Jason Spector, M.D., FACS
Dr. Spector is Assistant Professor of Surgery (Plastic Surgery) at Weill Cornell Medical College. His clinical interests include reconstructive surgery and aesthetic plastic surgery. He also directs the Laboratory for Bioregenerative Medicine and Surgery, which conducts a number of projects on ischemia reperfusion, hydrogel scaffolds, microfabricated constructs for tissue engineering, and use of ultrasound for local delivery of medications.
Dr. Spector is working with a number of BME investigators. He collaborates with Prof. David Putnam to implement new animal models of surgical procedures and to evaluate the efficacy of new surgical biomaterials. Dr. Spector and Prof. Jonathan Butcher collaborate on a project involving a minimally invasive, nondestructive biopsy device invented in the Butcher lab that could be used to detect margins between normal and cancerous breast tissue. Dr. Spector and Prof. Olbricht are developing an oxygen sensor to monitor viability of tissue flap transfers. He also works with Prof. Claudia Fischbach-Teschl to generate culture models representing adipose tissue characteristics of patients as a function of obesity and cancer.

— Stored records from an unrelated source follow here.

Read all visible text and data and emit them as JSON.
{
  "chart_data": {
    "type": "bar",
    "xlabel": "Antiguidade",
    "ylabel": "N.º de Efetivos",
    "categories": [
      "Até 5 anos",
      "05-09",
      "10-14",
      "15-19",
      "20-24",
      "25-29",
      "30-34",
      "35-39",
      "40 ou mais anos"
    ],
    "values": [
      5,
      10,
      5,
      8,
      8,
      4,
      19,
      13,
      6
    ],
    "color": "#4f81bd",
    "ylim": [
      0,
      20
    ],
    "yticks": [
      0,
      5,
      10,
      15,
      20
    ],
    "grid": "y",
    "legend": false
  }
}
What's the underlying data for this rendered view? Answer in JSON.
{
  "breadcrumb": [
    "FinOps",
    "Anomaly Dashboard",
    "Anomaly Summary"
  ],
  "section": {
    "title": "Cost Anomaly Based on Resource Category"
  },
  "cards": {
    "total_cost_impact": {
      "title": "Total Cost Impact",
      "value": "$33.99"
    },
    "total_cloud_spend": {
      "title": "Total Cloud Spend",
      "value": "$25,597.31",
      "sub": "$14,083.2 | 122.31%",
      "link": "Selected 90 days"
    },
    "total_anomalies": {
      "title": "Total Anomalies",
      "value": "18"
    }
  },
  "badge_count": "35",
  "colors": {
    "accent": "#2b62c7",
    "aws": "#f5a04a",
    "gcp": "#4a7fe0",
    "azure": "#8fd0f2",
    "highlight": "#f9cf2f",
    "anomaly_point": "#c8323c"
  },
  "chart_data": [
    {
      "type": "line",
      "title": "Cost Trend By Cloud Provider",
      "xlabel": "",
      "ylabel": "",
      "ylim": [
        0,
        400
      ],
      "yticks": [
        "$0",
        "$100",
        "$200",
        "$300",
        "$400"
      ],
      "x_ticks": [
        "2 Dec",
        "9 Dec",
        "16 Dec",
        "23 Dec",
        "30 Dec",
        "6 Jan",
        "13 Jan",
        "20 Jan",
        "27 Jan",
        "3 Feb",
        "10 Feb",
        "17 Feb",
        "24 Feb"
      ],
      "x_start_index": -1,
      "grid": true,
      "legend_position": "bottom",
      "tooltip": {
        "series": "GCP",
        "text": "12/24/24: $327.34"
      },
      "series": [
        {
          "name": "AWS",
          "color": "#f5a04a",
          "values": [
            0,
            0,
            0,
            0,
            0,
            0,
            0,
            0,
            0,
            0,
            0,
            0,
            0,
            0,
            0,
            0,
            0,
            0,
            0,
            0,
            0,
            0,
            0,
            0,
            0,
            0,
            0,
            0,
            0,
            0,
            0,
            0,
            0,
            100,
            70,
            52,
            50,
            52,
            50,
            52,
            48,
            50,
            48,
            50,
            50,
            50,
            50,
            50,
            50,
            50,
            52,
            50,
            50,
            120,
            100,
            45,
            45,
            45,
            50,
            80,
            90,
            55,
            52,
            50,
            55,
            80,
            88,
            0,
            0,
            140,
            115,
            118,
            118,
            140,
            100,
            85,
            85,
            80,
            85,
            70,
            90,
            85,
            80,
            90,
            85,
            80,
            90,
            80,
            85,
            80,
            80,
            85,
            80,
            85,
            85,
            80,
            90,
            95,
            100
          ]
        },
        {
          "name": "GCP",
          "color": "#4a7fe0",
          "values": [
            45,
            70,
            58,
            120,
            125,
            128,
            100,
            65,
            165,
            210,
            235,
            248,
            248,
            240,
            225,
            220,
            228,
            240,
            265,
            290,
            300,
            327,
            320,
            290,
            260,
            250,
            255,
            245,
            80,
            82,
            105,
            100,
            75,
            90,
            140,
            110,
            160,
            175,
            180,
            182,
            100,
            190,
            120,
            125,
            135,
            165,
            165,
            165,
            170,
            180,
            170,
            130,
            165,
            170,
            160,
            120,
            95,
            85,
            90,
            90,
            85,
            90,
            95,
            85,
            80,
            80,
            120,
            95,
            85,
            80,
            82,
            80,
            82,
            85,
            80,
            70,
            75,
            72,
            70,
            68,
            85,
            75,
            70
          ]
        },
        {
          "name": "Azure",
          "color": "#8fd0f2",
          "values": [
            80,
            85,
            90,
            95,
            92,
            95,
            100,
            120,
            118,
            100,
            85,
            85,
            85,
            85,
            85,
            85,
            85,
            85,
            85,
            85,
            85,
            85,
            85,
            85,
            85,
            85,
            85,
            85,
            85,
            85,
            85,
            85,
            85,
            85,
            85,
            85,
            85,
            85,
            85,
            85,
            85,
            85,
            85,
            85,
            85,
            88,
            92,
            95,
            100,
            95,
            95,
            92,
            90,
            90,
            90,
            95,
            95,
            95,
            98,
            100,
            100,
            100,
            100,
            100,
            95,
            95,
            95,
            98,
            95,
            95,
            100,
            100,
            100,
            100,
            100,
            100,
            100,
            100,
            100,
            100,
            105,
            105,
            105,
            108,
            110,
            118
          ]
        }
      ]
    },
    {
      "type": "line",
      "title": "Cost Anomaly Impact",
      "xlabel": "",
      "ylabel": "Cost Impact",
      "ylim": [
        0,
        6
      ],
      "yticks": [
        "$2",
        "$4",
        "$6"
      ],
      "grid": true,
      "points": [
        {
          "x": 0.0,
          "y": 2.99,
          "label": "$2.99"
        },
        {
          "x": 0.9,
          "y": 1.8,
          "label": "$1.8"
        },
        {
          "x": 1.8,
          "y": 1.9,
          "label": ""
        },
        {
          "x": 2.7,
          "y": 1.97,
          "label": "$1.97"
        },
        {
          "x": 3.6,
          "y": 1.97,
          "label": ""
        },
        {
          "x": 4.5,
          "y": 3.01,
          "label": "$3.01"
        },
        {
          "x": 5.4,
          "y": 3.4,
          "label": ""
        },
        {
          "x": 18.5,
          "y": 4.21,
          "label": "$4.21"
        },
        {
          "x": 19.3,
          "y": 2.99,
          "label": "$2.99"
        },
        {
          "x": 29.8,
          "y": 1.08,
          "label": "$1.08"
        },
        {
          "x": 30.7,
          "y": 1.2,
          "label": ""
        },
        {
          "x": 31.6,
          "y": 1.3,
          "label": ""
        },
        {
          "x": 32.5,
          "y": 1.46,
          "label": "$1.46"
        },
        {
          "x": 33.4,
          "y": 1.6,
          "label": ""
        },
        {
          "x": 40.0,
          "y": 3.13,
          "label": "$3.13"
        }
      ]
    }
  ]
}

Dr. Spector has also been a mentor to several BME graduate students during the summer immersion term at Weill.
Linda T. Vahdat, M.D.
Dr. Vahdat is Professor of Medicine at Weill Cornell Medical College and an Attending Physician at New York-Presbyterian Hospital. Dr. Vahdat specializes in the treatment of breast cancer, especially metastatic disease. Her research interests include strategies to prevent metastases as well as new therapies for controlling breast cancer and preventing recurrence.
Dr. Vahdat collaborates with Professor Claudia Fischbach-Teschl to identify the relevance of breast cancer microenvironmental conditions with patient-derived clinical samples.
Rasa Zarnegar, M.D.
Dr. Zarnegar is Assistant Professor of Surgery at Weill Cornell Medical College and Assistant Attending Surgeon at New York-Presbyterian Hospital. Dr. Zarnegar’s specialty is the treatment of neuroendocrine disease as well as benign and malignant foregut disease. He is interested in the development of new technology for tumor localization.
Dr. Zarnegar is working with Prof. Moonsoo Jin on the delivery of siRNA to thyroid tumors and on in vivo imaging of thyroid tumors. He serves as a member of the special committee of BME graduate students.